Today sucks!
And if you think about it, no other girl would have stuck with you through this. Yeah you stick with me thru my bullshit, but still.
I don’t want to but I just can’t take this anymore. We aren’t having a future together if this is what you continue to do with your life. I’m done telling you everyday to do something with yourself. No girl wants to be with a guy who does nothing but smoke weed, & sit around and dont do shit. I’ve been patient with this & if you know me I’m not patient whatsoever. I just don’t know what to do anymore. I don’t know if I should hold on to something that is holding me back from my dreams & goals. I’ve tried to do together. I want to go to college with u but your not trying to better yourself. I’ve tried to give you a better mindset but it doesn’t seem to work. I’ve tried every power I have to help you, & your not even helping yourself. I’m trying everything I can to hold this together cos I know you only have me & you always will but my future is going to start soon. I want a future with you, but I don’t want to have a future where I struggle & stress like Iam now. I deserve better, I deserve to be successful cos I’ve fucked up in so many ways.
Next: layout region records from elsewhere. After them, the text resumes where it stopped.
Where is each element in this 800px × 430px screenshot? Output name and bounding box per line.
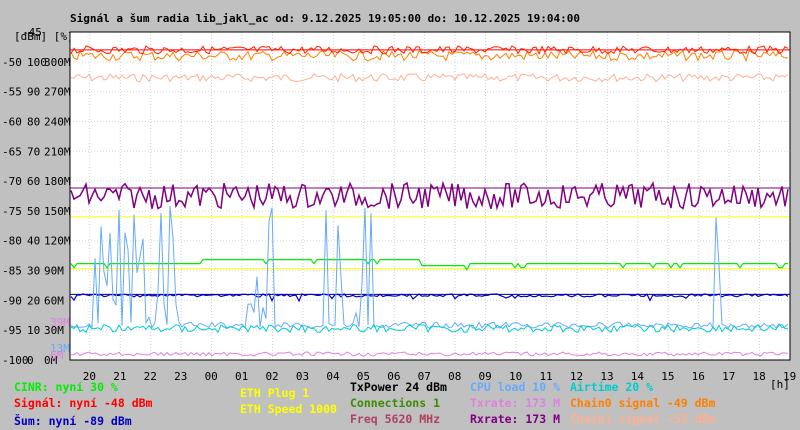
airtime-axis-label: 39M [50, 316, 70, 329]
y-tick-dbm: -75 [2, 205, 22, 218]
y-tick-pct: 70 [27, 145, 40, 158]
x-tick-label: 15 [661, 370, 674, 383]
y-tick-rate: 120M [44, 235, 71, 248]
y-tick-rate: 240M [44, 115, 71, 128]
legend-cinr: CINR: nyní 30 % [14, 380, 118, 394]
y-tick-rate: 270M [44, 86, 71, 99]
y-tick-dbm: -65 [2, 145, 22, 158]
y-tick-rate: 30M [44, 324, 64, 337]
y-tick-rate: 0M [44, 354, 58, 367]
cpu-axis-label: 13M [50, 342, 70, 355]
y-tick-pct: 100 [27, 56, 47, 69]
x-tick-label: 09 [479, 370, 492, 383]
y-tick-dbm: -90 [2, 294, 22, 307]
x-tick-label: 22 [144, 370, 157, 383]
legend-connections: Connections 1 [350, 396, 441, 410]
series-cinr [70, 259, 788, 271]
y-tick-dbm: -70 [2, 175, 22, 188]
y-tick-rate: 300M [44, 56, 71, 69]
y-tick-pct: 90 [27, 86, 40, 99]
series-cpu [70, 206, 789, 330]
x-tick-label: 04 [326, 370, 340, 383]
series-rxrate [70, 180, 789, 211]
y-tick-rate: 150M [44, 205, 71, 218]
y-tick-pct: 40 [27, 235, 40, 248]
chart-title: Signál a šum radia lib_jakl_ac od: 9.12.… [70, 12, 580, 25]
y-tick-dbm: -85 [2, 265, 22, 278]
y-tick-dbm: -60 [2, 115, 22, 128]
y-tick-pct: 80 [27, 115, 40, 128]
y-tick-dbm: -95 [2, 324, 22, 337]
legend-txrate: Txrate: 173 M [470, 396, 561, 410]
x-tick-label: 14 [631, 370, 645, 383]
x-tick-label: 03 [296, 370, 309, 383]
y-tick-rate: 210M [44, 145, 71, 158]
series-txrate [70, 351, 789, 357]
y-tick-pct: 60 [27, 175, 40, 188]
legend-cpu: CPU load 10 % [470, 380, 561, 394]
x-tick-label: 08 [448, 370, 461, 383]
x-tick-label: 06 [387, 370, 400, 383]
series-airtime [70, 323, 789, 334]
x-tick-label: 10 [509, 370, 522, 383]
x-tick-label: 01 [235, 370, 248, 383]
legend-chain1: Chain1 signal -53 dBm [570, 412, 716, 426]
x-tick-label: 19 [783, 370, 796, 383]
x-tick-label: 20 [83, 370, 96, 383]
legend-rxrate: Rxrate: 173 M [470, 412, 561, 426]
x-tick-label: 16 [692, 370, 705, 383]
series-layer [69, 31, 791, 361]
y-tick-rate: 90M [44, 265, 64, 278]
x-axis-label: [h] [770, 378, 790, 391]
txrate-axis-label: 6M [50, 349, 64, 362]
x-tick-label: 13 [600, 370, 613, 383]
y-tick-rate: 180M [44, 175, 71, 188]
x-tick-label: 00 [205, 370, 218, 383]
x-tick-label: 21 [113, 370, 126, 383]
series-signal [70, 44, 789, 55]
x-tick-label: 17 [722, 370, 735, 383]
y-tick-pct: 0 [27, 354, 34, 367]
y-axis-label: [dBm] [%] [14, 30, 74, 43]
y-tick-pct: 10 [27, 324, 40, 337]
x-tick-labels: 20 21 22 23 00 01 02 03 04 05 06 07 08 09 10 11 12 13 14 15… [83, 370, 796, 383]
x-tick-label: 07 [418, 370, 431, 383]
y-tick-dbm: -80 [2, 235, 22, 248]
y-tick-dbm: -55 [2, 86, 22, 99]
legend-eth-plug: ETH Plug 1 [240, 386, 310, 400]
y-tick-rate: 60M [44, 294, 64, 307]
x-tick-label: 05 [357, 370, 370, 383]
y-tick-pct: 20 [27, 294, 40, 307]
series-chain0 [70, 49, 789, 63]
legend-airtime: Airtime 20 % [570, 380, 654, 394]
legend-freq: Freq 5620 MHz [350, 412, 441, 426]
y-tick-pct: 50 [27, 205, 40, 218]
x-tick-label: 02 [265, 370, 278, 383]
series-chain1 [70, 72, 789, 83]
legend-signal: Signál: nyní -48 dBm [14, 396, 153, 410]
legend-noise: Šum: nyní -89 dBm [14, 414, 132, 428]
x-tick-label: 12 [570, 370, 583, 383]
x-tick-label: 23 [174, 370, 187, 383]
series-noise [70, 293, 789, 303]
y-tick-dbm: -45 [22, 26, 42, 39]
y-tick-pct: 30 [27, 265, 40, 278]
legend-eth-speed: ETH Speed 1000 [240, 402, 337, 416]
plot-border [69, 31, 791, 361]
legend-chain0: Chain0 signal -49 dBm [570, 396, 716, 410]
y-tick-dbm: -100 [2, 354, 29, 367]
x-tick-label: 11 [539, 370, 552, 383]
x-tick-label: 18 [753, 370, 766, 383]
legend-txpower: TxPower 24 dBm [350, 380, 447, 394]
y-tick-dbm: -50 [2, 56, 22, 69]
I want to be successfull with you but you don’t want to try. I don’t know where I’m at in life but highschool is going to end for me really soon & I’m going to continue on to school in a way that’ll benefit me. I’m going to continue with or without you. I just want you here on this dream I’m having. A successful, stress free, & a life where I don’t want to struggle to pay bills like I see nowadays. I just don’t know where your mind is set.